Saturday, December 5, 2009

Mengunjungi "Deso" : masih prospekkah desa wisata di Sleman ?

Beberapa dekade yang lalu, barangkali orang masih asing dengan istilah desa wisata atau village tourism. Namun, bagi orang yang hidup pada era abad 21, istilah village tourism bukanlah sesuatu yang asing lagi. Banyak sekali pengunjung dari seluruh dunia mencari destinasi wisata desa di belahan bumi lain untuk berkunjung dan berlibur. Sebagai ilustrasi, seorang turis asal Eropa yang tertarik untuk datang ke sebuah desa di India untuk menyatu dengan alam dan penduduk desa. Seorang bisnisman dari Singapore yang tertarik untuk melihat nuansa pegunungan dan melihat tanaman padi di sawah atau ingin memetik buah sendiri di kebun. Di era seperti sekarang ini, hal itu sudah lazim. Singkat kata, apabila kota Paris memiliki menara Eifel dan gaya hidup jet set, maka pada suatu saat nantinya, Sleman-pun memiliki sawah, ladang serta budaya yang menarik untuk dikunjungi. Apakah visi ini terlampau berlebihan apabila melihat situasi dan kondisi yang ada sekarang ini ?Bagaimanakah desa wisata di Indonesia pada umumnya dan Sleman pada khususnya ? Daerah Istimewa Yogyakarta memiliki 60 desa wisata dan empatpuluh diantaranya terdapat di Sleman. Apakah keempatpuluh desa wisata di Sleman berkualitas ataukah hanya sekedar wilayah-wilayah yang diberi umbul-umbul karena adanya lomba desa wisata tingkat kabupaten ?

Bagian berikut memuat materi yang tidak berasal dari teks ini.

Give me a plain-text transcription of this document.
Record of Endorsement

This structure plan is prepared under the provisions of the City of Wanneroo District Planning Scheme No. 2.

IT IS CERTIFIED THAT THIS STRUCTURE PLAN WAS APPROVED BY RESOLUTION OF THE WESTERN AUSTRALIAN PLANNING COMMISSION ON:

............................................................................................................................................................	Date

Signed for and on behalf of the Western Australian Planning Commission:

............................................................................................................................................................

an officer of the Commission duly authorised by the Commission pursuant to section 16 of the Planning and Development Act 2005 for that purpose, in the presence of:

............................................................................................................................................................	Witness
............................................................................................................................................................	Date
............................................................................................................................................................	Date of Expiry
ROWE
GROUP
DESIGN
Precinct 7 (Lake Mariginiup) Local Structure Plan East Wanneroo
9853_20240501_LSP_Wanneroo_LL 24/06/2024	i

Diantara ciri khas yang membedakan satu desa wisata dengan desa wisata yang lainnya diantaranya adalah penekanan pada aspek alam dan pertanian, budaya dan kerajinan. Meski berakar dari basis yang sama, namun pengembangannya berbeda-beda. Kampung Wisata Garongan, misalnya berbeda dengan kampung wisata Kelor. Kampung wisata Garongan memfokuskan diri pada pasar ikan, buah peppino dan kesenian tradisional sedangkan kampung wisata Kelor memfokuskan pada kebun salak pondoh, wisata sejarah (peninggalan joglo dan kemerdekaan) dan kesenian tradisional. Sepintas kelihatan sama, nama citarasa keduanya berbeda.


Pasar ikan dan pemancingan Garongan sangat terkenal. Berikut ini adalah penunjuk jalan menuju pasar ikan dan pemancingan Garongan. Desa wisata kampung sejarah Kelor memiliki kekhasan dibandingkan Garongan. Ada outbound dan homestay di desa wisata ini.






Berdasarkan obyek-obyek yang ditawarkan tersebut dapat dikatakan bahwa wisata pedesaan tersebut merupakan salah satu dari sekian banyak bentuk Eco-Tourism yang dewasa ini baru gencar-gencarnya dikembangkan di seluruh dunia. Sebagaimana sebuah desa wisata di Nepal yang bisa "dijual" dengan mudah karena citra Nepal sebagai tempat wisata spiritual dan pegunungan. Sedangkan sebuah desa wisata di Eropa yang menawarkan paket wisata desa penghasil anggur terbaik di dunia. Bagaimanakah dengan Indonesia ?

Banyak sekali desa wisata di Indonesia yang berhasil adalah yang berada di Pulau Bali, karena kultur dan budaya Bali sangat mendukung berikut promosi yang dilakukan berbagai pihak yang berkompeten. Di wilayah Sleman,tingkat hunian belum optimal (sumber : Media Indonesia) karena selama ini upaya-upaya yang dilakukan tidak kontinyu. Oleh karena itu, agar bisa dibentuk desa wisata yang bagus, maka upaya yang dilakukan haruslah digarap serius dan persistent. Tanpa itu, maka desa wisata yang maju, hanyalah menjadi sebuah impian belaka. Bukanlah sesuatu yang berlebihan apabila pada PILKADA mendatang, rakyat Sleman memilih Bupati yang memiliki program yang serius menangani desa wisata ini. MAD.